Recent is er een uitspraak gedaan door de Hoge Raad die van belang is voor de verhuurpraktijk. Een onderhuurder van een bedrijfspand blijft na beëindiging van de (hoofd)huurovereenkomst in het pand zitten. De verhuurder heeft echter geen overeenkomst met de onderhuurder. Heeft verhuurder wel recht op een vergoeding?

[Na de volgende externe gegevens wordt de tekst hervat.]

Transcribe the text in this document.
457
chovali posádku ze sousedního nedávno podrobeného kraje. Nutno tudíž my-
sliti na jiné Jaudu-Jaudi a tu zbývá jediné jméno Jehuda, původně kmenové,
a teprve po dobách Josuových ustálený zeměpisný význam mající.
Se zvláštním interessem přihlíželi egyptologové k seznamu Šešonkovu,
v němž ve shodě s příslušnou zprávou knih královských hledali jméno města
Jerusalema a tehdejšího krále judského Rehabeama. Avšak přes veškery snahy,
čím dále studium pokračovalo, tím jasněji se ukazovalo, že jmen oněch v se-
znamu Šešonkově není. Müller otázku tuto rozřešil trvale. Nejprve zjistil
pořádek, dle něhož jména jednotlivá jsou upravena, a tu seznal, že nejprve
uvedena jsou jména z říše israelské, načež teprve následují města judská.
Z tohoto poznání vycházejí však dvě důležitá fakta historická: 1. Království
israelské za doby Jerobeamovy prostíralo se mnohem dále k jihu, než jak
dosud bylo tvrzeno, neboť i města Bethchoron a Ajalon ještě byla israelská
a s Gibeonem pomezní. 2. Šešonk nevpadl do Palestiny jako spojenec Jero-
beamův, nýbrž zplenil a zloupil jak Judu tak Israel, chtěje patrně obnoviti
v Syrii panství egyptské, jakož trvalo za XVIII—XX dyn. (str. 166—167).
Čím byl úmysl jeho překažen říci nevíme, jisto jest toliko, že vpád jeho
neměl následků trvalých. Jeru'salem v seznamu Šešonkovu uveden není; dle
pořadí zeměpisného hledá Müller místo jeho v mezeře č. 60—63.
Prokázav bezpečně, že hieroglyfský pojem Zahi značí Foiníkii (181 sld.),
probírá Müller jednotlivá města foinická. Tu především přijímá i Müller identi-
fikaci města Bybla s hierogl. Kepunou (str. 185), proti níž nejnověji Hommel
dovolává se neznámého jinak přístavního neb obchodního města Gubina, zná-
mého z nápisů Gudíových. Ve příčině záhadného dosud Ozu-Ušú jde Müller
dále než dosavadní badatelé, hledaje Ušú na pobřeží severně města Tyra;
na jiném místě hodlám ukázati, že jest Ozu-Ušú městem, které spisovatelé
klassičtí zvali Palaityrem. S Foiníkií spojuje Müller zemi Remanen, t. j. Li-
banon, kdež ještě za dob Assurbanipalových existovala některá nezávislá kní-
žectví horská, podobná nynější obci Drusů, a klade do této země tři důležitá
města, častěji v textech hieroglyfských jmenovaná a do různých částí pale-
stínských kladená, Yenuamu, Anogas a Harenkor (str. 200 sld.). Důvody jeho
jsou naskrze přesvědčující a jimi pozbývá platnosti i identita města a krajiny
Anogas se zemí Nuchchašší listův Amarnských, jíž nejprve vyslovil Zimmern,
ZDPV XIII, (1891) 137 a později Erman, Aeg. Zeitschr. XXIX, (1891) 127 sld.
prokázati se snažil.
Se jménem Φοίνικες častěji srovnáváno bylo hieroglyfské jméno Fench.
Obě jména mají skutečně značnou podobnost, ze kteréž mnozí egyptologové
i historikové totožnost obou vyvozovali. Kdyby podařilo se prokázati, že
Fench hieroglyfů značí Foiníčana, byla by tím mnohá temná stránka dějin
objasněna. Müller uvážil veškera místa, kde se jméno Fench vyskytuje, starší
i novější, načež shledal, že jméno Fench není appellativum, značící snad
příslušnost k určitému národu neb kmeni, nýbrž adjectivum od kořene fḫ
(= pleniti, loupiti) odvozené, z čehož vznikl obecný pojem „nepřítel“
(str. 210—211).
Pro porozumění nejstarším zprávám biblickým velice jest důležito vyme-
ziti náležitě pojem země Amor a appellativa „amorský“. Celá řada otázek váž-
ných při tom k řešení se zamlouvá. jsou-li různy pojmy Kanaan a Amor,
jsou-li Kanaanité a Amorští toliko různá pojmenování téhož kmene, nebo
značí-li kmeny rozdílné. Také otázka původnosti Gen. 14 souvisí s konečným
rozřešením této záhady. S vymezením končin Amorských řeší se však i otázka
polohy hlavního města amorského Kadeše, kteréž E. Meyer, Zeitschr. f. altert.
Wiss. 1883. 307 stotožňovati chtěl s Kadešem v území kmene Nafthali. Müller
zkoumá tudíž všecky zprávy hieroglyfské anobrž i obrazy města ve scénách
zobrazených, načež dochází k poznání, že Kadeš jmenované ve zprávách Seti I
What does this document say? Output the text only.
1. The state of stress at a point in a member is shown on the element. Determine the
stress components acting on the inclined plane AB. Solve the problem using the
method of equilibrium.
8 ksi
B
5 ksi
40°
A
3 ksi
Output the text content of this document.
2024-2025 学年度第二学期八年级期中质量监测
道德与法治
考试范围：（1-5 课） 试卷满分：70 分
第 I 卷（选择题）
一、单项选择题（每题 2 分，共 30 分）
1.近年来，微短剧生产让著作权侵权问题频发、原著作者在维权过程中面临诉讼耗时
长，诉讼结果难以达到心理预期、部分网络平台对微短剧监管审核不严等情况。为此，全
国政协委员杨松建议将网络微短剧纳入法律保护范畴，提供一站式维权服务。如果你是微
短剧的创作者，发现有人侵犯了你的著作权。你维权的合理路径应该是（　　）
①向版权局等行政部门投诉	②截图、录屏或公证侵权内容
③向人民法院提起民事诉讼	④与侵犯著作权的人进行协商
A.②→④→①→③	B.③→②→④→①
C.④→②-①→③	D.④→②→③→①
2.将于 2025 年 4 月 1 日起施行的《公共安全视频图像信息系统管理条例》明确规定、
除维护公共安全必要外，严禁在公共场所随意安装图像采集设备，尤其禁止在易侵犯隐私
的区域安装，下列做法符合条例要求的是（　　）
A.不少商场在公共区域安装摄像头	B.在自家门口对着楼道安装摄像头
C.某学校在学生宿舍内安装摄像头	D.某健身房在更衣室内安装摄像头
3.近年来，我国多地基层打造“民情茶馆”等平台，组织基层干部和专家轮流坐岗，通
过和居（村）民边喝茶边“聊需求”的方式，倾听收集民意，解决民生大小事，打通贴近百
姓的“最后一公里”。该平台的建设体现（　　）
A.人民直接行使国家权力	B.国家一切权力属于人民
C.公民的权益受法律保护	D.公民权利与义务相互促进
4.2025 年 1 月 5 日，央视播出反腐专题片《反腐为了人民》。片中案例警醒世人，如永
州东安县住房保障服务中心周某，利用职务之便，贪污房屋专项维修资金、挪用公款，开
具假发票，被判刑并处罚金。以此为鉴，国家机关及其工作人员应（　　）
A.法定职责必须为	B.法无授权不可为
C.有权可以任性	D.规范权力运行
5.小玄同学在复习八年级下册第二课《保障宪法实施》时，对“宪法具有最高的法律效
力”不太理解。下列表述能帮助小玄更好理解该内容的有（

Bij de beëindiging van de huurovereenkomst tussen verhuurder en huurder eindigt eveneens de huurovereenkomst tussen de onderverhuurder en de onderhuurder. In dit geval is de onderhuurder in overleg gegaan met de verhuurder om te komen tot een huurovereenkomst. Na enkele maanden van overleg blijken de verhuurder en onderhuurder niet tot overeenstemming te komen. Tijdens de periode van onderhandelingen is de onderhuurder de bedrijfsruimte gewoon blijven gebruiken. Aangezien er geen contractuele verhouding bestaat tussen de verhuurder en de onderhuurder weigert de onderhuurder een vergoeding aan verhuurder te betalen. De verhuurder vordert vervolgens een vergoeding voor het gebruik van de gehuurde ruimte. Wat is de rechtsgrond voor een mogelijke vordering en op welke wijze moet de hoogte van de vergoeding worden vastgesteld.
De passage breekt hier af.